According to a statement by the Group, the decline in gross earnings was driven by a 20.5% dip in revenue, following a period of high economic and socio-political uncertainty.

The Group explained that the Group’s top-line revenue fell by 20.5% to N1.3 billion as against N1.7 billion posted in Q1 2022, driven primarily by reduced business transactions and consumer spending that resulted from the recently concluded general election and the CBN’s attempt to phase out Nigeria’s old higher denomination of banknotes.


The fees charged for transactions, which made up over half of the revenue at 51.5%, decreased by 30.6% compared to the previous year to N685.9 million. This was caused by a reduction in business activities.


Here Are a few Important Details

•Operating expenses grew by 13.9% YoY to N390.8 million in Q1 2023 (Q1 2022: N343.0 million), generally due to increased operational activities amidst the Group’s preparation for full physical resumption to office.

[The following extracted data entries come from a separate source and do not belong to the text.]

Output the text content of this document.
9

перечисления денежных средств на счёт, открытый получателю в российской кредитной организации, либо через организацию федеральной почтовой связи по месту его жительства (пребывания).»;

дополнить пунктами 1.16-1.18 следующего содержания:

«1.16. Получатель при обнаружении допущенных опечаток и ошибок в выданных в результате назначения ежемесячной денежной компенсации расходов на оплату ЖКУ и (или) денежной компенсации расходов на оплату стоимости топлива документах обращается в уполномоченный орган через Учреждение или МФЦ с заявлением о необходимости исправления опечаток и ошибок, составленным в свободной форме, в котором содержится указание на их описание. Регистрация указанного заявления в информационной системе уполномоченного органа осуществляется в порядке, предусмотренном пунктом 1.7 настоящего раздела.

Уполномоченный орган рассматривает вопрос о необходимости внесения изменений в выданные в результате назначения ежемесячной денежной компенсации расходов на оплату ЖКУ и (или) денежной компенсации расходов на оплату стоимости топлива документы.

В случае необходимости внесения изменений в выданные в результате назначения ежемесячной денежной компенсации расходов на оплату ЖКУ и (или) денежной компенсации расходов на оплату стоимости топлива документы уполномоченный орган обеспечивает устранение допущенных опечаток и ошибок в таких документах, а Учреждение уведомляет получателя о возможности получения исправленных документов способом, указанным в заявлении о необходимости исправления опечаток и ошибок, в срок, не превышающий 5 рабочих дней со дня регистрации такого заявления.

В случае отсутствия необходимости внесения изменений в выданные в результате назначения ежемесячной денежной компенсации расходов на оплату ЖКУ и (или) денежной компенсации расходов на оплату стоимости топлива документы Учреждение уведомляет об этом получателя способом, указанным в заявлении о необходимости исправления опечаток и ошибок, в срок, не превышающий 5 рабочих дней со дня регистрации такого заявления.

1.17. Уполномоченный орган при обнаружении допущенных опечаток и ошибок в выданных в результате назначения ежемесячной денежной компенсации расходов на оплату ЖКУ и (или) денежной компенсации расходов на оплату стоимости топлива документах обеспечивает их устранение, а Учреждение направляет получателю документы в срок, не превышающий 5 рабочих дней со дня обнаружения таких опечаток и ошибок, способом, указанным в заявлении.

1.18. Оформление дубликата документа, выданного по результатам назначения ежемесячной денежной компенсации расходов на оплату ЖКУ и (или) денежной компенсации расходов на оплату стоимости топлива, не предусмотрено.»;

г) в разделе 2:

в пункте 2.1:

•Personnel expenses were down by 9.95% to N629.0 in Q1 2023 (Q1 2022: N698.0 million). Salaries and other Staff Benefits (93.4% of personnel expenses) decreased by 8.7% YoY to N588.1 million in Q1 2023 (Q1 2022: N644.3 million) due to streamlined operations and improved efficiency.


•Rental income (2.7% of revenue) earned from NGX Real Estate, lease of office floor spaces, recorded a 32.2% increase to N36.0 million in Q1 2023 from N27.2 million recorded in Q1 2022


•Total expenses fell YoY by 10.0% to N1.7 billion from N1.9 billion in Q1 2022, primarily driven by reduced personnel expenses and a fall in finance costs


The Group's total liabilities decreased by 12.8% to N17.7 billion in Q1 2023 from N20.3 billion in the previous year. The decline was mainly due to a significant fall in other liabilities and deferred tax liabilities by 53.6% and 74.7%, respectively.


During the same period, the Group's net assets slightly increased by 0.5%. The increase was driven by a 1.0% year-to-date increase in retained earnings, which accounted for 86.6% of the total equity, bringing the value to N37.0 billion at the end of Q1 2023. This was up from N36.8 billion in Q1 2022.